Microsoft has rolled out a new version of its Online Services Terms in response to gripes raised by the Dutch Ministry of Justice over telemetry data that Microsoft collected from Office 365 Plus and Office 365 users.
The Dutch MoJ accused Microsoft of violating the EU’s General Data Protection Regulation (GDPR), triggering an investigation by the European Data Protection Supervisor (EDPS), which said it had “serious concerns” with Microsoft’s contracts.
Microsoft announced in November it would update its cloud contracts globally for enterprise and smaller business customers to account for changes demanded by EDPS and the Dutch MoJ.
Customers are now free to wade through two Microsoft terms documents: the 159-page Microsoft Volume Licensing Product Terms; and the 40-page Microsoft Online Services Terms (OST). Microsoft provides a link to the documents in a new blogpost.
The new OST incorporate contractual changes Microsoft developed with the Dutch MoJ, said Julie Brill, Microsoft’s chief privacy officer and corporate vice president for global privacy and regulatory affairs, in November.
Microsoft outlines several changes to the OST under its “clarifications and summary of changes” in the new document. There are no significant changes listed in the Product Terms document.
According to Microsoft, data-protection terms, standard contractual clauses, and EU GDPR details have been removed from the OST document.

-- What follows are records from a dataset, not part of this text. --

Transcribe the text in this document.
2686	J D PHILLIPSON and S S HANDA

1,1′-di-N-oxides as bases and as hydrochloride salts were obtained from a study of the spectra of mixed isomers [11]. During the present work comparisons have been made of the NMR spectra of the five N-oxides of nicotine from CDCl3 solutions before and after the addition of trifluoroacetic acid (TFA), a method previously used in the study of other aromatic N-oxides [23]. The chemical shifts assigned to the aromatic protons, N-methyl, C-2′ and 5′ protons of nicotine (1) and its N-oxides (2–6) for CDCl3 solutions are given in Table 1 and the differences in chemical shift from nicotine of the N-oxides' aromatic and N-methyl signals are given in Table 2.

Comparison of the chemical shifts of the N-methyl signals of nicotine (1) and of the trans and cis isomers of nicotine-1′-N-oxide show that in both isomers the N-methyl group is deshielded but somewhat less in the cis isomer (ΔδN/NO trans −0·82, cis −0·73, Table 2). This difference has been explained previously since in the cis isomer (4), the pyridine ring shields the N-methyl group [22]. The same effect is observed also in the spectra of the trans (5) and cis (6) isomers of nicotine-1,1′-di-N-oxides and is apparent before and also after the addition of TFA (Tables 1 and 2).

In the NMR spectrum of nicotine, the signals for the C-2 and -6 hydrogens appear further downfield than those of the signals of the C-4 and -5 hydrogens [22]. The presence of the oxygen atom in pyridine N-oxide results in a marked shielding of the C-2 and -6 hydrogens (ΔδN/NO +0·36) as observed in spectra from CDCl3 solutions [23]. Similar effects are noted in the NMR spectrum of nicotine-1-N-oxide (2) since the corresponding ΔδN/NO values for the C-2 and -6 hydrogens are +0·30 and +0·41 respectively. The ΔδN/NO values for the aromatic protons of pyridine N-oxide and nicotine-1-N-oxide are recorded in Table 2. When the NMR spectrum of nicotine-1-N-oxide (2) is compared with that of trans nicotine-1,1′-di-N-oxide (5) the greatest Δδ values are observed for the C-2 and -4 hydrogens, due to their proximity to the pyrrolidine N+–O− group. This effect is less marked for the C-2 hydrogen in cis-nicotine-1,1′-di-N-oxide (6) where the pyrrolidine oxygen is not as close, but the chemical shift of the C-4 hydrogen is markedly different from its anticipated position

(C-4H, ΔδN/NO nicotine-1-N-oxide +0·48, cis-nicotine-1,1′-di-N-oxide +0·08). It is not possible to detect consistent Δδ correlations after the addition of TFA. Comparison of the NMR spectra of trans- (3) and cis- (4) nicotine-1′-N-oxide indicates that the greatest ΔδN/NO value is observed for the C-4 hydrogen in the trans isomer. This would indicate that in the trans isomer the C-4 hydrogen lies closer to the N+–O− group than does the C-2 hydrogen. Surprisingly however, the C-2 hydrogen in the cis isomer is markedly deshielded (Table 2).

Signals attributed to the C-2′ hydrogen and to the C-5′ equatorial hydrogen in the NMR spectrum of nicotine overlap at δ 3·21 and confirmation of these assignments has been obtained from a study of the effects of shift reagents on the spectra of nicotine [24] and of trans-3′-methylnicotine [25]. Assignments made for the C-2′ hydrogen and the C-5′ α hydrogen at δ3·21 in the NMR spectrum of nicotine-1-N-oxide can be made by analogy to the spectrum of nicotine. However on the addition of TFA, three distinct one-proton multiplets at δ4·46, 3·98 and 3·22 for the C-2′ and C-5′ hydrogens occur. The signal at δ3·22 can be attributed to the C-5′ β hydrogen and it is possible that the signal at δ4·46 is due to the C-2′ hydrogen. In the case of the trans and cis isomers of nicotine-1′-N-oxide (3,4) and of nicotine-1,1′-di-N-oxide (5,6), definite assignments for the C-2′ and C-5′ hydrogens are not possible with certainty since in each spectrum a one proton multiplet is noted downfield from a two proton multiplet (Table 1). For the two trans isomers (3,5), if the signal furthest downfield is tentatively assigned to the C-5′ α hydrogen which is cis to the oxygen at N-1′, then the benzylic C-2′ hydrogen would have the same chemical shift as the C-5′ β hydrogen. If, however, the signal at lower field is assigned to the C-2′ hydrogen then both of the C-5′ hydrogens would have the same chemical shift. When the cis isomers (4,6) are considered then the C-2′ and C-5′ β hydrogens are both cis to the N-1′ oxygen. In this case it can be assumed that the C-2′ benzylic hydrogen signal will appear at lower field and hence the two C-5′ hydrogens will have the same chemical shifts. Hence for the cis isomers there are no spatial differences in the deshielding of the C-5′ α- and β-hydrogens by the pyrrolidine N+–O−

These now live in a separate document called the Online Services Data Protection Addendum (DPA), which is available online.
“The OST/DPA update replaces the previous OST language authorizing Microsoft to process Customer Data ‘only to provide Customer the Online Services including purposes compatible with providing those services’ with more specific instructions and limitations,” Microsoft says in the new OST.
One of the key changes to the OST update is that it doesn’t authorize Microsoft to process customer or personal data for the purpose of “profiling, advertising or similar commercial purposes, or market research” unless the customer explicitly allows it.
The four “high-level” changes that Microsoft notes are that the document:
- Allows Microsoft to process Customer Data and Personal Data as a processor for three authorized purposes: delivering the services, troubleshooting, and ongoing improvement.
- Excludes processing of Customer Data and Personal Data for the purpose of profiling, advertising or similar commercial purposes, or market research unless it is done in accordance with documented instructions from the customer.
- Clarifies that Microsoft has the responsibilities of a data controller if it processes Customer Data and Personal Data for certain additional listed “legitimate business operations,” with specific limitations.
- Adds clarity and additional details based on customer feedback (eg, around how Customers can engage with Microsoft to audit Microsoft’s data processing pursuant to the GDPR).
At the time of announcing the OST changes, Brill said Microsoft “will increase our data protection responsibilities for a subset of processing that Microsoft engages in when we provide enterprise services”.
The OST update would “clarify that Microsoft assumes the role of data controller when we process data for specified administrative and operational purposes incident to providing the cloud services covered by this contractual framework, such as Azure, Office 365, Dynamics and Intune”.
“This subset of data processing serves administrative or operational purposes such as account management; financial reporting; combating cyberattacks on any Microsoft product or service; and complying with our legal obligations,” she added.
The Online Services Terms DPA covers ownership issues related to processed data, processing personal data under GDPR rules, breach notifications, legal issues around transferring data between countries, data retention, disclosure and compliance with law-enforcement requests for data, HIPAA regulations, and the new California Consumer Privacy Act (CCPA). Microsoft is applying CCPA rules to all US users.
For law-enforcement requests to data stored on Microsoft servers, the company promises not to disclose processed data unless required by law.
“If law enforcement contacts Microsoft with a demand for Processed Data, Microsoft will attempt to redirect the law-enforcement agency to request that data directly from Customer. If compelled to disclose Processed Data to law enforcement, Microsoft will promptly notify Customer and provide a copy of the demand unless legally prohibited from doing so,” Microsoft states.